The report revealed 47 percent of survey respondents said they looked at the products and services section of a vendor website first, followed by 33 percent selecting the Home page and 16 percent picking the About / Company Information section. When designing sites, have contact information readily available, such as including it in the footer of the page.
More users are using mobile devices to access information on the internet with some using their phones more than their desktops to take in content.
According to comScore, mobile accounts for 71 percent of the total minutes spent online in the U.S. This number shows that mobile devices are the dominant technology of choice to browse the web and consumers are more likely to read content and potentially purchase products and services using these devices.
Make sure to think about how mobile users will see your website and adjust your design. Consider responsive design to make sure that your design is displayed properly on any size screen, from desktop to mobile to capture visitors viewing your site from a variety of devices.
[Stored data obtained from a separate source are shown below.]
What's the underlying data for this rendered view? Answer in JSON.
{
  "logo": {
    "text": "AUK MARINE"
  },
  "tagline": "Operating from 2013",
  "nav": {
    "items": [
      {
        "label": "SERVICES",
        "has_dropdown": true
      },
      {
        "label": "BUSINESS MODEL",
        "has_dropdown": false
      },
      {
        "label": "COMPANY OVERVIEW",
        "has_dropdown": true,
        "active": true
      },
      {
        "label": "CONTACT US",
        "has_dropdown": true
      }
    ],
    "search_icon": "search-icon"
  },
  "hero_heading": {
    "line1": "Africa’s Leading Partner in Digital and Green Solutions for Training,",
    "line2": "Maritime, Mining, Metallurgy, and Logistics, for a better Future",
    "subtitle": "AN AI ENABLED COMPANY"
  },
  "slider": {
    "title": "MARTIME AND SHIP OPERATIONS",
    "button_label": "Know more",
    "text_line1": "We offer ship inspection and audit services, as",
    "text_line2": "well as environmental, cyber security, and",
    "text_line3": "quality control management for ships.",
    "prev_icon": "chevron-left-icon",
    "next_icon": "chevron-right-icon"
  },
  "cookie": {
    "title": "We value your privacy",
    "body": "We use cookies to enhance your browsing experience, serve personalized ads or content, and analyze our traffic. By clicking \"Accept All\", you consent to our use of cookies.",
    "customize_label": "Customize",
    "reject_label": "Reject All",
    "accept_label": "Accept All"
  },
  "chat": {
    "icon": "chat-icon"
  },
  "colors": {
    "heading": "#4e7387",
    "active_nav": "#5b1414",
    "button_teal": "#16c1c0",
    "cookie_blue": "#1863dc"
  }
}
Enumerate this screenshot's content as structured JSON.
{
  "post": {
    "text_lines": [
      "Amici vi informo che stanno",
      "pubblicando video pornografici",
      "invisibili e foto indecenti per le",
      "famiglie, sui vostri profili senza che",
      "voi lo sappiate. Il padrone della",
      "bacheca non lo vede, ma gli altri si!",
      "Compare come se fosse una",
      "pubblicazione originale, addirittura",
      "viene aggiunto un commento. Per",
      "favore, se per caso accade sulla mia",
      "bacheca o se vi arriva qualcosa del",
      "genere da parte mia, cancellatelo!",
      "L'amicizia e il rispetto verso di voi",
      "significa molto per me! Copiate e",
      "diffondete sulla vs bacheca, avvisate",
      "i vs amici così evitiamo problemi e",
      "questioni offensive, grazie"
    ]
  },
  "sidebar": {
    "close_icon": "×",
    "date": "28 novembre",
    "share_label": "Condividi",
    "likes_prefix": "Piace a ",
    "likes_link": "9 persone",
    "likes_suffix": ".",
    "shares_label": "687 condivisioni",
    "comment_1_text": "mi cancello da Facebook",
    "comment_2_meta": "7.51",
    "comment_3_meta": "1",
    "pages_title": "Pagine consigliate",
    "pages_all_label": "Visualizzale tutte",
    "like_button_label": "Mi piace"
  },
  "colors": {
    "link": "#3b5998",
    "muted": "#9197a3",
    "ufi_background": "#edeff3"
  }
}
Web searchers not only want relevant information, but they want this information delivered fast. But if a consumer clicks on a link from a search result page and the site takes too long to load, they could leave the page as fast as they arrived. Slow page load times could impact negative metrics like bounce rate, the percentage of visitors who leave a website after only visiting one page.
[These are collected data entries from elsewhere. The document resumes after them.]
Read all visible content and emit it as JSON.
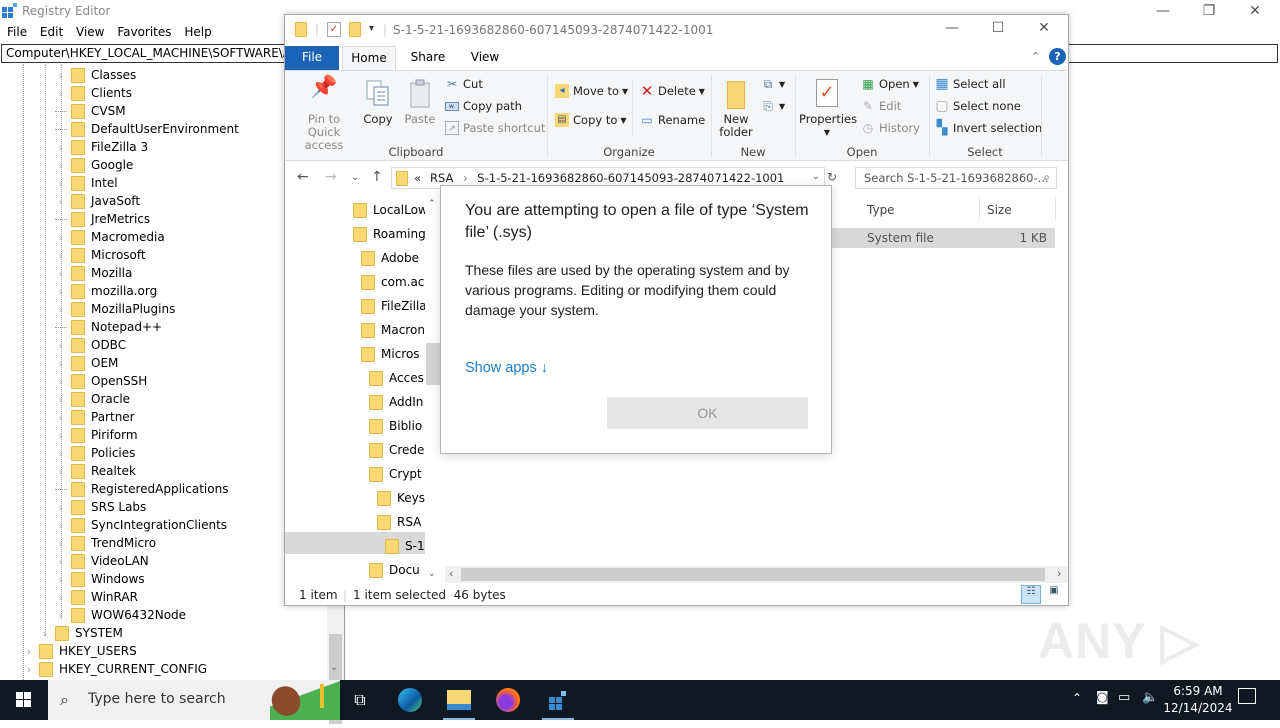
{
  "regedit": {
    "title": "Registry Editor",
    "menu": [
      "File",
      "Edit",
      "View",
      "Favorites",
      "Help"
    ],
    "address": "Computer\\HKEY_LOCAL_MACHINE\\SOFTWARE\\Adobe",
    "tree": [
      {
        "label": "Classes",
        "expandable": true
      },
      {
        "label": "Clients",
        "expandable": true
      },
      {
        "label": "CVSM",
        "expandable": false
      },
      {
        "label": "DefaultUserEnvironment",
        "expandable": false
      },
      {
        "label": "FileZilla 3",
        "expandable": true
      },
      {
        "label": "Google",
        "expandable": true
      },
      {
        "label": "Intel",
        "expandable": true
      },
      {
        "label": "JavaSoft",
        "expandable": true
      },
      {
        "label": "JreMetrics",
        "expandable": false
      },
      {
        "label": "Macromedia",
        "expandable": true
      },
      {
        "label": "Microsoft",
        "expandable": true
      },
      {
        "label": "Mozilla",
        "expandable": true
      },
      {
        "label": "mozilla.org",
        "expandable": true
      },
      {
        "label": "MozillaPlugins",
        "expandable": true
      },
      {
        "label": "Notepad++",
        "expandable": false
      },
      {
        "label": "ODBC",
        "expandable": true
      },
      {
        "label": "OEM",
        "expandable": true
      },
      {
        "label": "OpenSSH",
        "expandable": true
      },
      {
        "label": "Oracle",
        "expandable": true
      },
      {
        "label": "Partner",
        "expandable": true
      },
      {
        "label": "Piriform",
        "expandable": true
      },
      {
        "label": "Policies",
        "expandable": true
      },
      {
        "label": "Realtek",
        "expandable": true
      },
      {
        "label": "RegisteredApplications",
        "expandable": false
      },
      {
        "label": "SRS Labs",
        "expandable": true
      },
      {
        "label": "SyncIntegrationClients",
        "expandable": true
      },
      {
        "label": "TrendMicro",
        "expandable": true
      },
      {
        "label": "VideoLAN",
        "expandable": true
      },
      {
        "label": "Windows",
        "expandable": true
      },
      {
        "label": "WinRAR",
        "expandable": true
      },
      {
        "label": "WOW6432Node",
        "expandable": true
      }
    ],
    "tree_level2": [
      {
        "label": "SYSTEM"
      }
    ],
    "tree_root": [
      {
        "label": "HKEY_USERS"
      },
      {
        "label": "HKEY_CURRENT_CONFIG"
      }
    ]
  },
  "explorer": {
    "title_path": "S-1-5-21-1693682860-607145093-2874071422-1001",
    "tabs": {
      "file": "File",
      "home": "Home",
      "share": "Share",
      "view": "View"
    },
    "ribbon": {
      "clipboard": {
        "label": "Clipboard",
        "pin": "Pin to Quick access",
        "pin_line1": "Pin to Quick",
        "pin_line2": "access",
        "copy": "Copy",
        "paste": "Paste",
        "cut": "Cut",
        "copy_path": "Copy path",
        "paste_shortcut": "Paste shortcut"
      },
      "organize": {
        "label": "Organize",
        "move_to": "Move to",
        "copy_to": "Copy to",
        "delete": "Delete",
        "rename": "Rename"
      },
      "new": {
        "label": "New",
        "new_folder_line1": "New",
        "new_folder_line2": "folder"
      },
      "open": {
        "label": "Open",
        "properties": "Properties",
        "open": "Open",
        "edit": "Edit",
        "history": "History"
      },
      "select": {
        "label": "Select",
        "select_all": "Select all",
        "select_none": "Select none",
        "invert": "Invert selection"
      }
    },
    "address": {
      "overflow": "«",
      "crumbs": [
        "RSA",
        "S-1-5-21-1693682860-607145093-2874071422-1001"
      ]
    },
    "search_placeholder": "Search S-1-5-21-1693682860-...",
    "nav_pane": [
      {
        "label": "LocalLow",
        "indent": 0
      },
      {
        "label": "Roaming",
        "indent": 0
      },
      {
        "label": "Adobe",
        "indent": 1
      },
      {
        "label": "com.ac",
        "indent": 1
      },
      {
        "label": "FileZilla",
        "indent": 1
      },
      {
        "label": "Macron",
        "indent": 1
      },
      {
        "label": "Micros",
        "indent": 1
      },
      {
        "label": "Acces",
        "indent": 2
      },
      {
        "label": "AddIn",
        "indent": 2
      },
      {
        "label": "Biblio",
        "indent": 2
      },
      {
        "label": "Crede",
        "indent": 2
      },
      {
        "label": "Crypt",
        "indent": 2
      },
      {
        "label": "Keys",
        "indent": 3
      },
      {
        "label": "RSA",
        "indent": 3
      },
      {
        "label": "S-1",
        "indent": 4,
        "selected": true
      },
      {
        "label": "Docu",
        "indent": 2
      }
    ],
    "columns": {
      "type": "Type",
      "size": "Size"
    },
    "file": {
      "type": "System file",
      "size": "1 KB"
    },
    "status": {
      "count": "1 item",
      "selection": "1 item selected  46 bytes"
    }
  },
  "dialog": {
    "title": "You are attempting to open a file of type ‘System file’ (.sys)",
    "body": "These files are used by the operating system and by various programs. Editing or modifying them could damage your system.",
    "show_apps": "Show apps ↓",
    "ok": "OK"
  },
  "watermark": "ANY ▷ RUN",
  "taskbar": {
    "search_placeholder": "Type here to search",
    "time": "6:59 AM",
    "date": "12/14/2024",
    "apps": [
      "task-view",
      "edge",
      "file-explorer",
      "firefox",
      "registry-editor"
    ]
  },
  "colors": {
    "accent": "#1a63b6",
    "link": "#1a7fcf",
    "folder": "#f8d775",
    "taskbar": "#0f1923"
  }
}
A State of Content study from Adobe showed 39 percent of consumers will stop engaging with content if it takes a long time to load.
To prevent visitors from leaving a B2B website because of slow page load times, compress images and other large files. Reducing file sizes reduces the time it takes for pages to load. Use sites like TinyPNG that allow you to drag and drop PNG or JPG files to reduce the file size while maintaining their image quality.
It’s no secret images contribute to a great site B2b website design, but how you choose these visuals will affect how visitors consume content and even whether they leave your site after one page.
The Adobe report indicated 64 percent of consumers who view content on their personal time prioritized good design for websites, including appealing layouts and photography. Visuals should convey your brand message to your audience, whether it is through images of products or services, videos explaining what your company does and more. Furthermore, strive to make your visual content unique and stay away from stock photos consumers find cheesy or overused. Even consumers who don’t pick stock photos for a living can spot one immediately.
However, good design is not enough to keep the attention of users who want to consume content quickly.
When including videos on your B2B website design, shorten the total play time to keep viewers’ attention, suggested by AdAge. The article on the optimal length for videos listed stats from Visible Measures that showed it takes 10 seconds to capture a viewer’s attention. However, marketers can just as easily lose their attention as sites lose 1 in 3 of viewers within 30 seconds of playing the video.
While using Flash in your B2B website design seems like it would improve user interaction with its creative and dynamic features, it may impede on your ability to show up in search results. Google notes that it can crawl content like Flash videos, but sites must ensure Flash files contain text that it can index and have the snippet or terms appear on Google searches. Despite this, Google still warns that it can’t guarantee it will crawl or index Flash content so designers may avoid Flash designs altogether to optimize their websites for SEO.